Asia-Pacific’s private debt market is set for exponential growth as banks are increasingly stepping back from lending to anything other than blue-chip and highly rated entities.
Private debt origination in APAC has long lagged its US and European peer group but that is set to change as non-bank entities such as hedge funds, specialist brokers and private equity funds assume the mantle of lending to the lower reaches of the credit curve and to unlisted medium-sized enterprises.
"Asia's private debt market is likely to experience the deployment of billions of dollars of capital in the coming years, and the landscape of the market stands in sharp contrast to the private market in the US and Europe which has become crowded-out, while vast sums have been raised for private debt funds in those arenas in recent years,” says Michel Lowy, founder and chief executive officer of privately-owned global banking group SC Lowy, which focuses on banking, asset management and sales & trading in distressed and high-yield fixed income markets globally.
According to financial data provider Prequin, as of June 2019 Asia-focused investments represented US$57 billion, or just 7%, of the global total of US$812 billion in global private debt assets. Nevertheless, a positive growth dynamic is on display: Asia-originated assets accounted for 6.2% of a total US$518 billion in private debt assets at the end of 2015, with overall private market growth driven by bank balance sheet conservation and risk aversion.
"Various Asia-focused funds, including hedge funds and private equity vehicles, have been stepping into the space vacated by banks and in the process originating high-yield bond private placements and bilateral loans,” says Lowy.
The credit backdrop has been anything but resembling “business as usual” in the face of widespread lockdowns, dramatically rising unemployment, severely reduced corporate cashflow, particularly in Asia in crucial sectors such as tourism, food and beverage, and airlines.
However, against this unprecedented economic landscape there has also been concerted government intervention in the form of asset purchases, furlough schemes, and debt service suspension.
This has been conspicuous in Asia in the form of stimulus packages, direct support from multilateral lenders such as the Asian Development Bank and Asian Infrastructure Investment Bank, and bank on-lending to small and medium-sized enterprises from proceeds raised through sustainability and social bonds.
"The advent of Covid-19 has if anything accelerated the growth dynamic in a market which began to appear on the radar screen in Asia around 10 years ago. That dynamic has been fuelled by a pushback from banks which are increasingly focused on serving the needs of their big blue-chip clients. The medium-sized corporate sector is being ignored and opportunities exist for lenders who are willing to put in the credit work and apply bespoke solutions to clients,” says Lowy.

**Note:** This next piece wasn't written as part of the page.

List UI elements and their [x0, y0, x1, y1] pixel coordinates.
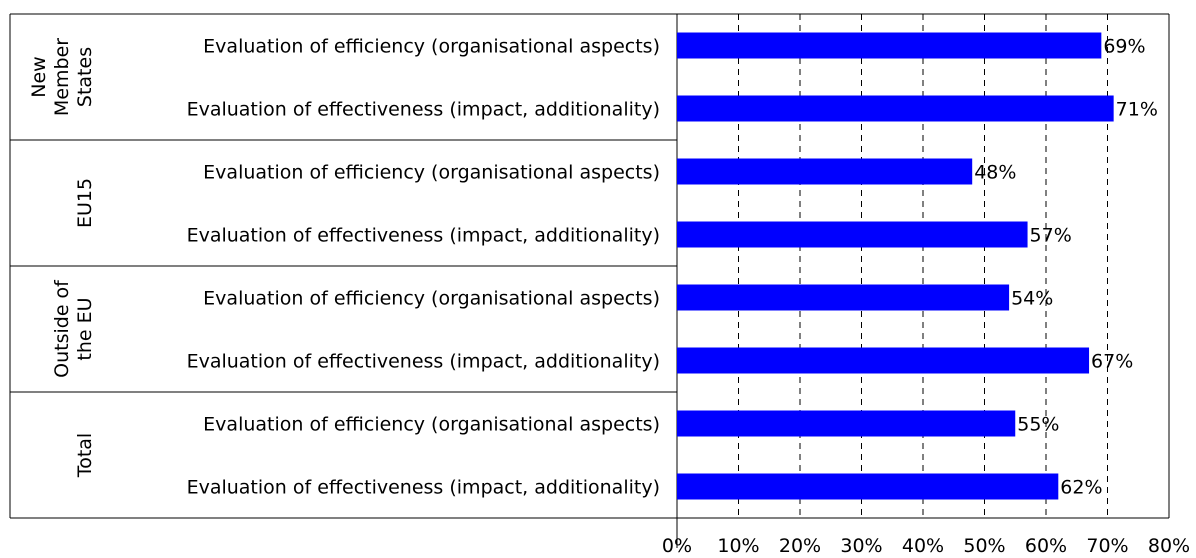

Within the private debt market tenors tend to be reasonably short, at around the three-year mark on average, with borrowers keen to keep further funding options open given the underlying benchmark interest rate dynamic for rate compression with an eye on the likely possibility of access to cheaper financing at a later date. Refinancing has been a conspicuous driver of private market demand as well as the usual corporate growth ambition.

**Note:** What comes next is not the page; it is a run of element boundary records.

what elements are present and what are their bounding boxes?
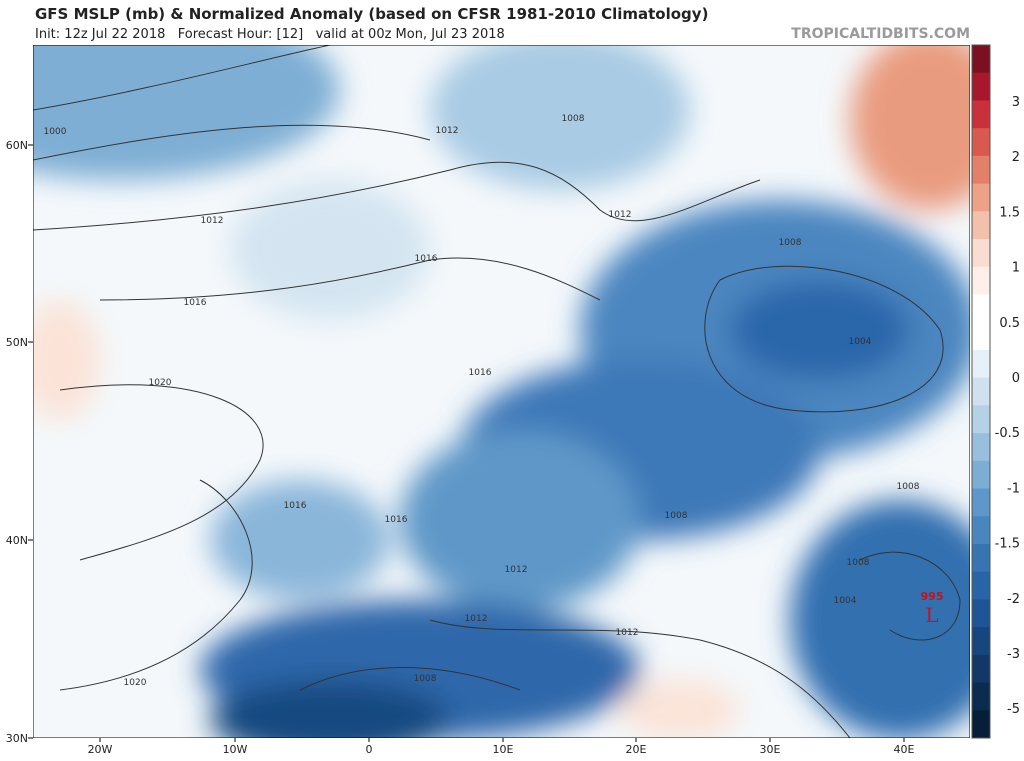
isobar-label: 1004 (834, 596, 857, 606)
colorbar-label: 0.5 (999, 316, 1020, 331)
lon-label: 20E (626, 743, 647, 756)
isobar-label: 1000 (44, 127, 67, 137)
colorbar-frame (971, 44, 991, 739)
colorbar-bin (972, 322, 990, 351)
isobar-label: 1012 (609, 210, 632, 220)
colorbar-label: 0 (1012, 371, 1020, 386)
low-symbol: L (925, 603, 938, 627)
isobar-label: 1012 (465, 614, 488, 624)
colorbar-label: 2 (1012, 150, 1020, 165)
lon-label: 10W (223, 743, 248, 756)
colorbar-bin (972, 682, 990, 711)
colorbar: 3 2 1.5 1 0.5 0 -0.5 -1 -1.5 -2 -3 -5 (971, 44, 1020, 739)
colorbar-bin (972, 128, 990, 157)
colorbar-bin (972, 45, 990, 74)
colorbar-label: -1.5 (995, 537, 1020, 552)
colorbar-bin (972, 516, 990, 545)
colorbar-bin (972, 211, 990, 240)
colorbar-bin (972, 100, 990, 129)
isobar-label: 1020 (124, 678, 147, 688)
colorbar-bin (972, 239, 990, 268)
isobar-label: 1008 (665, 511, 688, 521)
colorbar-bin (972, 294, 990, 323)
colorbar-bin (972, 654, 990, 684)
lon-label: 30E (760, 743, 781, 756)
lat-label: 30N (6, 732, 28, 745)
low-pressure: 995 (921, 590, 944, 603)
colorbar-bin (972, 183, 990, 212)
isobar-label: 1016 (184, 298, 207, 308)
colorbar-bin (972, 543, 990, 573)
lat-label: 40N (6, 534, 28, 547)
colorbar-bin (972, 349, 990, 379)
isobar-label: 1008 (779, 238, 802, 248)
isobar-label: 1016 (415, 254, 438, 264)
lat-label: 50N (6, 336, 28, 349)
colorbar-label: -2 (1007, 592, 1020, 607)
colorbar-label: 1.5 (999, 205, 1020, 220)
colorbar-bin (972, 571, 990, 600)
colorbar-bin (972, 710, 990, 739)
isobars (33, 45, 961, 738)
colorbar-bin (972, 377, 990, 406)
isobar-label: 1012 (616, 628, 639, 638)
colorbar-bin (972, 405, 990, 434)
colorbar-bin (972, 460, 990, 490)
colorbar-bin (972, 72, 990, 101)
isobar-label: 1008 (562, 114, 585, 124)
colorbar-label: -0.5 (995, 426, 1020, 441)
isobar-label: 1012 (436, 126, 459, 136)
isobar-label: 1016 (284, 501, 307, 511)
colorbar-bin (972, 155, 990, 185)
lon-label: 40E (894, 743, 915, 756)
lon-label: 20W (88, 743, 113, 756)
colorbar-bin (972, 433, 990, 462)
colorbar-label: 3 (1012, 95, 1020, 110)
lon-label: 10E (493, 743, 514, 756)
watermark: TROPICALTIDBITS.COM (791, 26, 970, 42)
colorbar-bin (972, 488, 990, 517)
colorbar-bin (972, 266, 990, 295)
map-labels: 60N 50N 40N 30N 20W 10W 0 10E 20E 30E 40E 1000 1012 1… (6, 114, 944, 756)
isobar-label: 1008 (897, 482, 920, 492)
lon-label: 0 (366, 743, 373, 756)
isobar-label: 1016 (469, 368, 492, 378)
isobar-label: 1020 (149, 378, 172, 388)
isobar-label: 1016 (385, 515, 408, 525)
colorbar-bin (972, 599, 990, 628)
colorbar-label: -1 (1007, 481, 1020, 496)
isobar-label: 1008 (414, 674, 437, 684)
subtitle: Init: 12z Jul 22 2018 Forecast Hour: [12… (35, 27, 505, 42)
lat-label: 60N (6, 139, 28, 152)
title: GFS MSLP (mb) & Normalized Anomaly (base… (35, 5, 708, 23)
isobar-label: 1008 (847, 558, 870, 568)
isobar-label: 1004 (849, 337, 872, 347)
colorbar-label: -5 (1007, 702, 1020, 717)
colorbar-label: 1 (1012, 261, 1020, 276)
isobar-label: 1012 (505, 565, 528, 575)
colorbar-bin (972, 627, 990, 656)
colorbar-label: -3 (1007, 647, 1020, 662)
isobar-label: 1012 (201, 216, 224, 226)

Deals have been printing in bullet form at around the 8%-15% mark with average sizes of between US$10 million and US$100 million, and a frequent feature is the inclusion of an equity kicker which is included in the form of warrants, which may take the internal rate of return on the investment to around the 20% area.
The most active areas in Asia for the growth of private debt have been Australia, Hong Kong/Singapore, India, and Indonesia, with a focus on a wide range of industries and within the real estate sector.

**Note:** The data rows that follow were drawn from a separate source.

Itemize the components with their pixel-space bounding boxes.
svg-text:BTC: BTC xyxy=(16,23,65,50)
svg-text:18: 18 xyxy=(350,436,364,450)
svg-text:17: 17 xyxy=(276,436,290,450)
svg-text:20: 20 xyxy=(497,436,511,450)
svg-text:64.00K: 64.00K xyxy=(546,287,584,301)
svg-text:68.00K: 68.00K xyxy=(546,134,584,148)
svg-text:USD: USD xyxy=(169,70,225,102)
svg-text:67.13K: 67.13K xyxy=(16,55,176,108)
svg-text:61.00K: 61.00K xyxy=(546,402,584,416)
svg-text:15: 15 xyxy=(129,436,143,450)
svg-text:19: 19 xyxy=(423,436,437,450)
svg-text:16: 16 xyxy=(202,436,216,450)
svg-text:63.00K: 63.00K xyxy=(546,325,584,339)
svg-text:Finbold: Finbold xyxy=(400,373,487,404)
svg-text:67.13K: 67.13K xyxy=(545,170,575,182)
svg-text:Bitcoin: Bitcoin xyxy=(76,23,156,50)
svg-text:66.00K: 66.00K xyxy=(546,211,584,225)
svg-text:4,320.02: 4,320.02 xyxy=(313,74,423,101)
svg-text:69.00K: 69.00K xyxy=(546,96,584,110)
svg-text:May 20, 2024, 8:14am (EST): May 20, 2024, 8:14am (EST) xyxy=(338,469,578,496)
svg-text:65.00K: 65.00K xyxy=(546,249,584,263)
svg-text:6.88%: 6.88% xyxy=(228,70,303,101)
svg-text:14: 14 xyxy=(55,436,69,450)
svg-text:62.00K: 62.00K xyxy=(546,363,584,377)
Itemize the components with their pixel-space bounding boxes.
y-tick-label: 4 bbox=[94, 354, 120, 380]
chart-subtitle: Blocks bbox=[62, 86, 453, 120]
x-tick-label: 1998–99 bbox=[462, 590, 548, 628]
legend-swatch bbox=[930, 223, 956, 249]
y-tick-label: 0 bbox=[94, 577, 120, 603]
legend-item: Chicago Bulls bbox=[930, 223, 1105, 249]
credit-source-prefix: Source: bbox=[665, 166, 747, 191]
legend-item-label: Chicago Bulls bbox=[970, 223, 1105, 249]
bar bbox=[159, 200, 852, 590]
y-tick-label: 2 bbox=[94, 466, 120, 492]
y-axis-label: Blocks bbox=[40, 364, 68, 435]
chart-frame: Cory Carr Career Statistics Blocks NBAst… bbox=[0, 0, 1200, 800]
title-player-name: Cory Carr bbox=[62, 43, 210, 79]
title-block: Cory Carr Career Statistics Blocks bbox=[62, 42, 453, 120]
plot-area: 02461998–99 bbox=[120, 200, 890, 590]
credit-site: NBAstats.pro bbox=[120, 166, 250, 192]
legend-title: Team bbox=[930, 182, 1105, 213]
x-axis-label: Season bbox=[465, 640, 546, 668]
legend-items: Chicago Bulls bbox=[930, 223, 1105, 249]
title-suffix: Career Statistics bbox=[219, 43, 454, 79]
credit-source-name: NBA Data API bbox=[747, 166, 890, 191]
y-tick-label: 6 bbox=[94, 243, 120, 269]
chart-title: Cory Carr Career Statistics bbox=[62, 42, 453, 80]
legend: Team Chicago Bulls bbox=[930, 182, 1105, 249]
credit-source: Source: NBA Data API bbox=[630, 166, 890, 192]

A classic recent example of reverse-enquiry derived private deal is the US$70 million five-year senior unsecured trade from Hong Kong-listed China Aircraft Leasing Group, which crossed the line this week at a decent 5.9% coupon and is scheduled to be issued in iterations – to an unnamed investor – beginning with a US$35 million issuance and a like-size tranche to be printed within one year at the issuer’s discretion.
"For our part, we recognize that those are not easy transactions, and that during the term of the lending we will be monitoring a borrower's critical ratios such as debt-to-ebitda closely and will keep a regular dialogue with our partners,” says Lowy.
A fear hanging over the private market is that it will submit to the forces of “Japanification” or a prolonged, systemic economic stagnation which relieves the market of its nascent dynamism and whose end-point is widespread debt service stress and restructuring.
Still, there is widespread market optimism, not least due to Monday’s publication of Pfizer’s success in the development of a Covid-19 vaccine, which threatens to bring normality back to the global economy early in 2021, the news of which drove US equity markets towards spitting distance of their all-time highs booked in February.